John McCall is Director of the National Subsea Centre of Research Excellence at Robert Gordon University where he is a Professor of Computing Science. He received a BSC (Hons I) in Mathematics (1986) and a PhD in Algebraic Topology (1990) from the University of Aberdeen.

His research interests are in machine learning, search and optimisation, making novel contributions to a range of nature-inspired optimisation algorithms including EDA, PSO, ACO and GA and predictive machine learning methods and deep learning. Particular contributions to EDA include Markov network and permutation-based algorithms. Recently he has become interested in the explainability of evolutionary algorithms through trajectory analysis. He has 170+ peer-reviewed publications in books, international journals and conferences. He specialises in industrially-applied optimization and decision support (Industry 4.0), working with major international companies including BT, BP, EDF, CNOOC and Equinor as well as a diverse range of SMEs. Major application areas for this research are: vehicle logistics, fleet planning and transport systems modelling; predictive modelling and maintenance in energy systems; and decision support in industrial operations management. John is a founding director of Celerum, which specialises in freight logistics and of PlanSea Solutions, which focuses on marine logistics planning.

John has served as a member of the IEEE Evolutionary Computing Technical Committee, an Associate Editor of IEEE Computational Intelligence Magazine and the IEEE Systems, Man and Cybernetics Journal, and is currently an Editorial Board member for the journal Complex And Intelligent Systems. He frequently organises workshops and special sessions at leading international conferences, including many related to EDAs. He co-chaired the GECCO EDA track 2013 and 2014, the GECCO Model Building EA workshop 2016-17 and the GECCO ECPERM workshop 2019-21. Currently he is co-editing a Special Issue on Explainability for the Transactions in Evolutionary Learning and Optimisation (TELO) journal.

Weijie Zheng

School of Computer Science and Technology
International Research Institute for Artificial Intelligence
Harbin Institute of Technology, Shenzhen, China, 518055

Weijie Zheng is an associate professor at Harbin Institute of Technology, Shenzhen, China. He received his bachelor degree (2013) in Mathematics and Applied Mathematics from Harbin Institute of Technology, Harbin, Heilongjiang, China, and doctoral degree (2018) in Computer Science and Technology from Tsinghua University, Beijing, China. From 2019 to 2021, he was a postdoc researcher at Southern University of Science and Technology and University of Science and Technology of China. From 2021 to 2022, he was a research assistant professor at Southern University of Science and Technology. Since 2022, he has been employed by Harbin Institute of Technology, Shenzhen, and currently he is an associate professor.

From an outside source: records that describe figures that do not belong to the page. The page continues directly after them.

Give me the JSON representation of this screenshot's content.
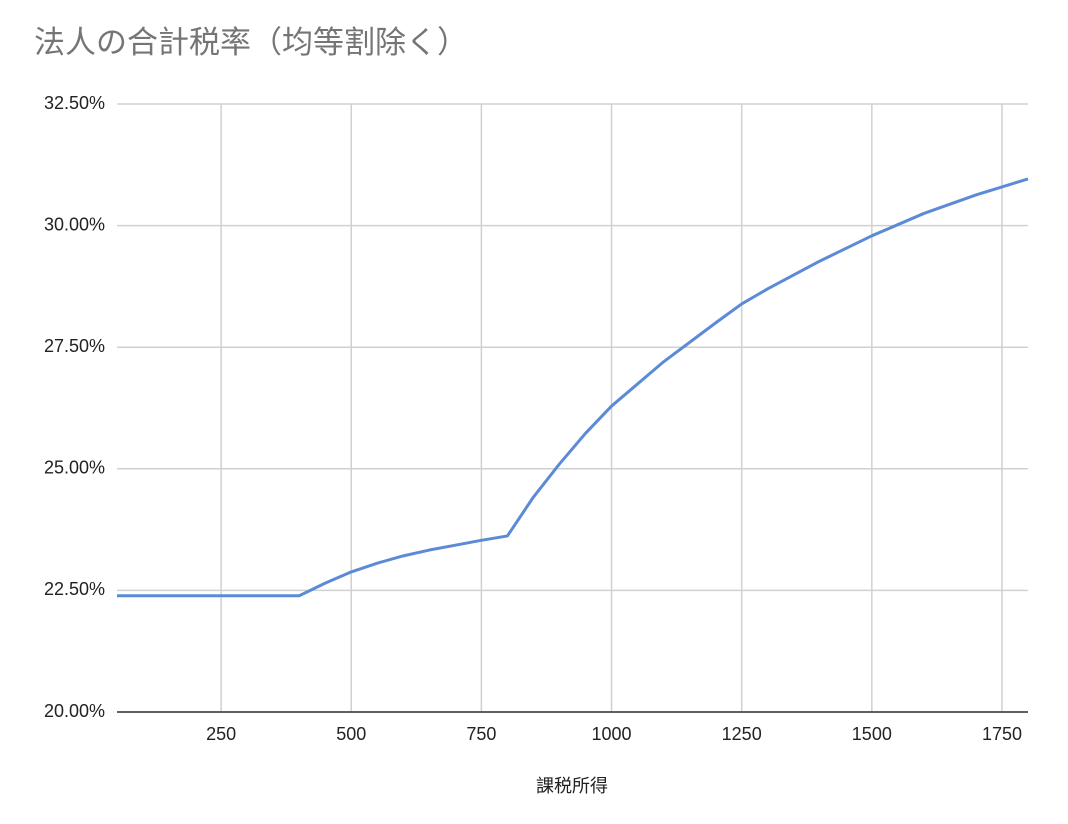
{
  "chart_data": {
    "type": "line",
    "title": "法人の合計税率（均等割除く）",
    "x_label": "課税所得",
    "x": [
      50,
      400,
      450,
      500,
      550,
      600,
      650,
      700,
      750,
      800,
      850,
      900,
      950,
      1000,
      1100,
      1200,
      1250,
      1300,
      1400,
      1500,
      1600,
      1700,
      1800
    ],
    "series": [
      {
        "name": "法人の合計税率",
        "color": "#5b8bd6",
        "values": [
          22.39,
          22.39,
          22.65,
          22.88,
          23.06,
          23.21,
          23.33,
          23.43,
          23.53,
          23.62,
          24.42,
          25.1,
          25.73,
          26.29,
          27.2,
          28.0,
          28.39,
          28.7,
          29.27,
          29.79,
          30.25,
          30.63,
          30.96
        ]
      }
    ],
    "xlim": [
      50,
      1800
    ],
    "xticks": [
      250,
      500,
      750,
      1000,
      1250,
      1500,
      1750
    ],
    "ylim": [
      20,
      32.5
    ],
    "yticks": [
      {
        "value": 20,
        "label": "20.00%"
      },
      {
        "value": 22.5,
        "label": "22.50%"
      },
      {
        "value": 25,
        "label": "25.00%"
      },
      {
        "value": 27.5,
        "label": "27.50%"
      },
      {
        "value": 30,
        "label": "30.00%"
      },
      {
        "value": 32.5,
        "label": "32.50%"
      }
    ],
    "grid": true
  }
}
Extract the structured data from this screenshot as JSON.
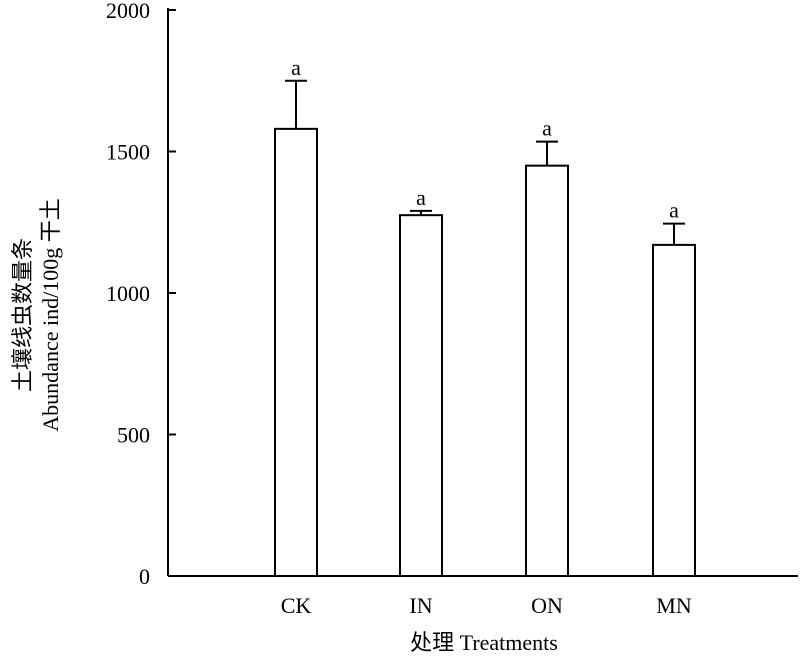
{
  "chart_data": {
    "type": "bar",
    "categories": [
      "CK",
      "IN",
      "ON",
      "MN"
    ],
    "values": [
      1580,
      1275,
      1450,
      1170
    ],
    "error_upper": [
      1750,
      1290,
      1535,
      1245
    ],
    "significance": [
      "a",
      "a",
      "a",
      "a"
    ],
    "ylim": [
      0,
      2000
    ],
    "yticks": [
      0,
      500,
      1000,
      1500,
      2000
    ],
    "xlabel": "处理 Treatments",
    "ylabel_line1": "土壤线虫数量条",
    "ylabel_line2": "Abundance ind/100g 干土",
    "grid": false,
    "legend": "none"
  }
}
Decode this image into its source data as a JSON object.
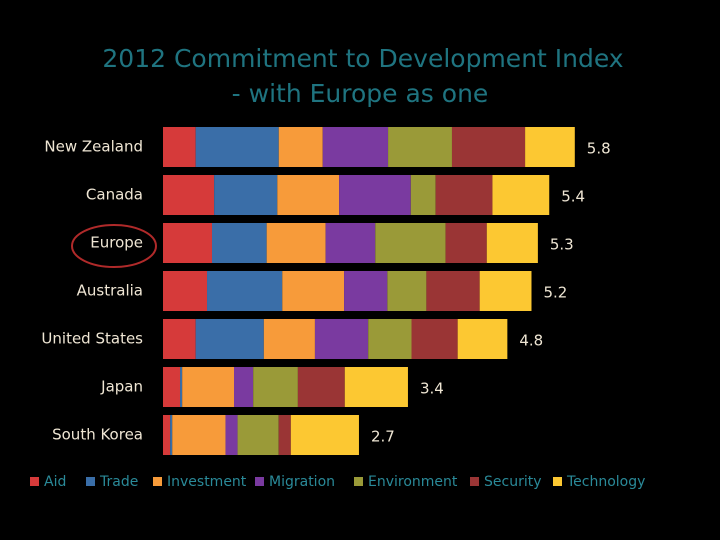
{
  "chart_data": {
    "type": "stacked_bar_horizontal",
    "title": "2012 Commitment to Development Index",
    "subtitle": "- with Europe as one",
    "categories": [
      "New Zealand",
      "Canada",
      "Europe",
      "Australia",
      "United States",
      "Japan",
      "South Korea"
    ],
    "series": [
      {
        "name": "Aid",
        "color": "#d63a3a",
        "values": [
          0.46,
          0.72,
          0.69,
          0.62,
          0.46,
          0.24,
          0.1
        ]
      },
      {
        "name": "Trade",
        "color": "#3a6ea8",
        "values": [
          1.17,
          0.89,
          0.77,
          1.06,
          0.96,
          0.03,
          0.03
        ]
      },
      {
        "name": "Investment",
        "color": "#f79b3a",
        "values": [
          0.62,
          0.87,
          0.83,
          0.87,
          0.72,
          0.73,
          0.75
        ]
      },
      {
        "name": "Migration",
        "color": "#7a3aa0",
        "values": [
          0.92,
          1.01,
          0.7,
          0.61,
          0.75,
          0.27,
          0.17
        ]
      },
      {
        "name": "Environment",
        "color": "#9a9a38",
        "values": [
          0.9,
          0.35,
          0.99,
          0.55,
          0.61,
          0.63,
          0.58
        ]
      },
      {
        "name": "Security",
        "color": "#9a3535",
        "values": [
          1.03,
          0.8,
          0.58,
          0.75,
          0.65,
          0.66,
          0.17
        ]
      },
      {
        "name": "Technology",
        "color": "#fcc832",
        "values": [
          0.7,
          0.8,
          0.72,
          0.73,
          0.7,
          0.89,
          0.96
        ]
      }
    ],
    "totals": [
      5.8,
      5.4,
      5.3,
      5.2,
      4.8,
      3.4,
      2.7
    ],
    "xlim": [
      0,
      7
    ]
  }
}
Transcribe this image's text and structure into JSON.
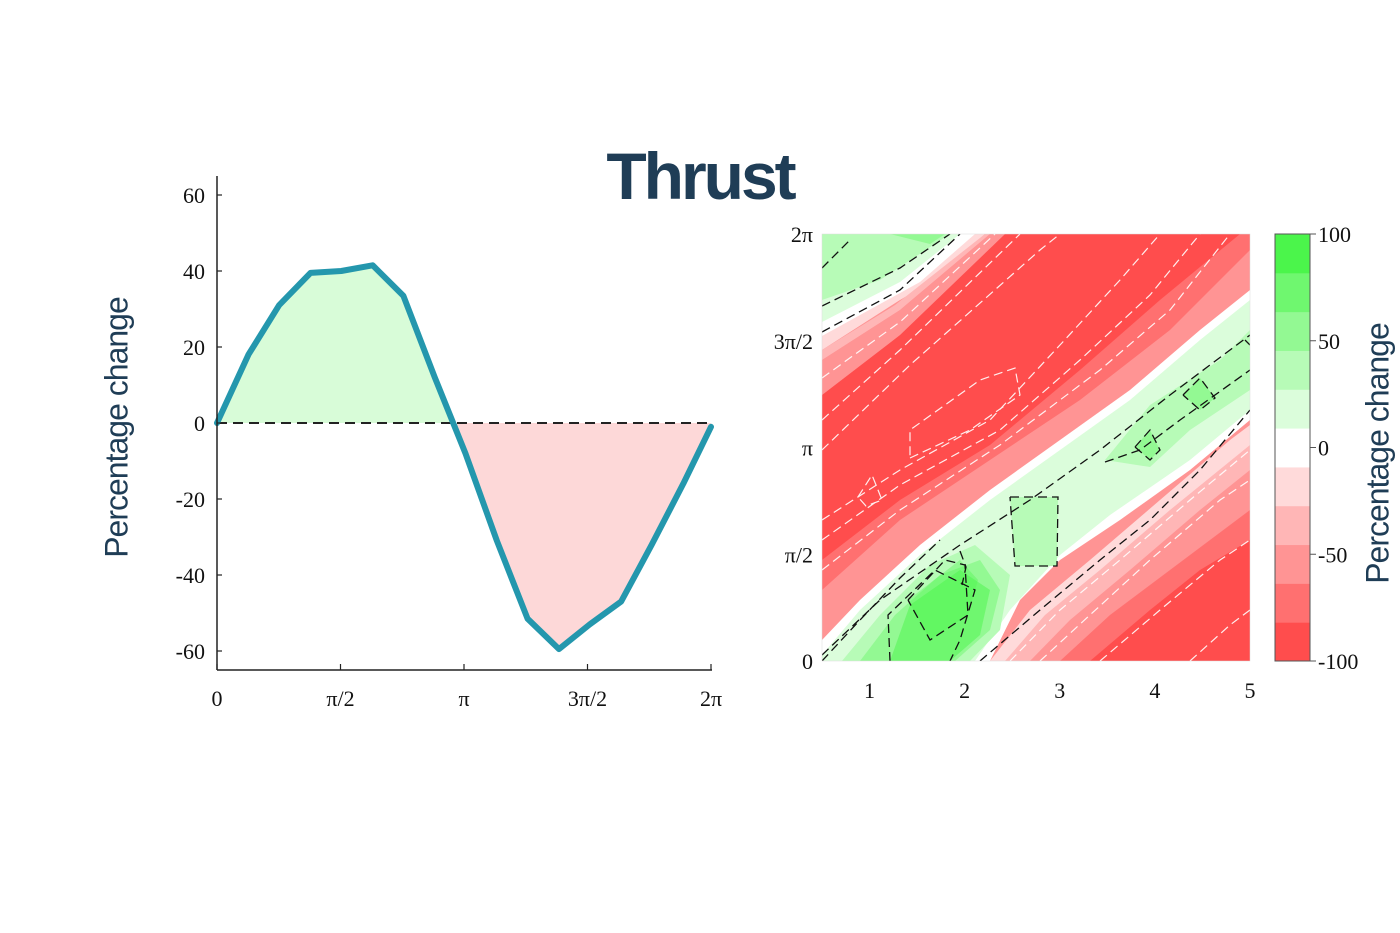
{
  "title": "Thrust",
  "colors": {
    "line": "#2497ad",
    "positive_fill": "#d8fcd8",
    "negative_fill": "#fdd8d8",
    "title": "#1f3d56"
  },
  "chart_data": [
    {
      "type": "area",
      "title": "Thrust",
      "xlabel": "",
      "ylabel": "Percentage change",
      "ylim": [
        -65,
        65
      ],
      "xlim": [
        0,
        6.2832
      ],
      "grid": false,
      "x_tick_labels": [
        "0",
        "π/2",
        "π",
        "3π/2",
        "2π"
      ],
      "y_tick_labels": [
        "60",
        "40",
        "20",
        "0",
        "-20",
        "-40",
        "-60"
      ],
      "reference_line": {
        "y": 0,
        "style": "dashed"
      },
      "x": [
        0,
        0.4,
        0.79,
        1.19,
        1.58,
        1.98,
        2.37,
        2.77,
        3.16,
        3.56,
        3.95,
        4.35,
        4.74,
        5.14,
        5.53,
        5.93,
        6.2832
      ],
      "values": [
        0,
        18,
        31,
        39.5,
        40,
        41.5,
        33.5,
        12,
        -8,
        -31,
        -51.5,
        -59.5,
        -53,
        -47,
        -32,
        -16,
        -1
      ]
    },
    {
      "type": "heatmap",
      "subtype": "filled-contour",
      "xlabel": "",
      "ylabel": "",
      "x_tick_labels": [
        "1",
        "2",
        "3",
        "4",
        "5"
      ],
      "y_tick_labels": [
        "0",
        "π/2",
        "π",
        "3π/2",
        "2π"
      ],
      "xlim": [
        0.5,
        5
      ],
      "ylim": [
        0,
        6.2832
      ],
      "colorbar": {
        "label": "Percentage change",
        "range": [
          -100,
          100
        ],
        "tick_labels": [
          "100",
          "50",
          "0",
          "-50",
          "-100"
        ],
        "levels": [
          -100,
          -83.3,
          -66.7,
          -50,
          -33.3,
          -16.7,
          0,
          16.7,
          33.3,
          50,
          66.7,
          83.3,
          100
        ],
        "colors": [
          "#ff4d4d",
          "#ff7070",
          "#ff9494",
          "#ffb6b6",
          "#ffdada",
          "#ffffff",
          "#dbfddb",
          "#b7fbb7",
          "#93f993",
          "#6ff76f",
          "#4bf54b"
        ]
      },
      "description": "Diagonal bands: red (negative) band running from lower-left to upper-right through the upper-left region, green (positive) band along the diagonal from (1.5,0) to (5,5π/4), red band in lower-right; positive peak ~+80 near (1.8, π/4); negative minimum ~-100 near (1.8, 1.2π)"
    }
  ]
}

His current research majorly focuses on the theoretical analysis and design of evolutionary algorithms, such as NSGA-II, binary differential evolution, and estimation-of-distribution algorithms. He has obtained a best paper nomination at GECCO 2018, co-organized the theory of randomized search heuristics (ThRaSH) seminars Winter 2021 and Spring 2022, and served as PC members of GECCO, AAAI, and IJCAI.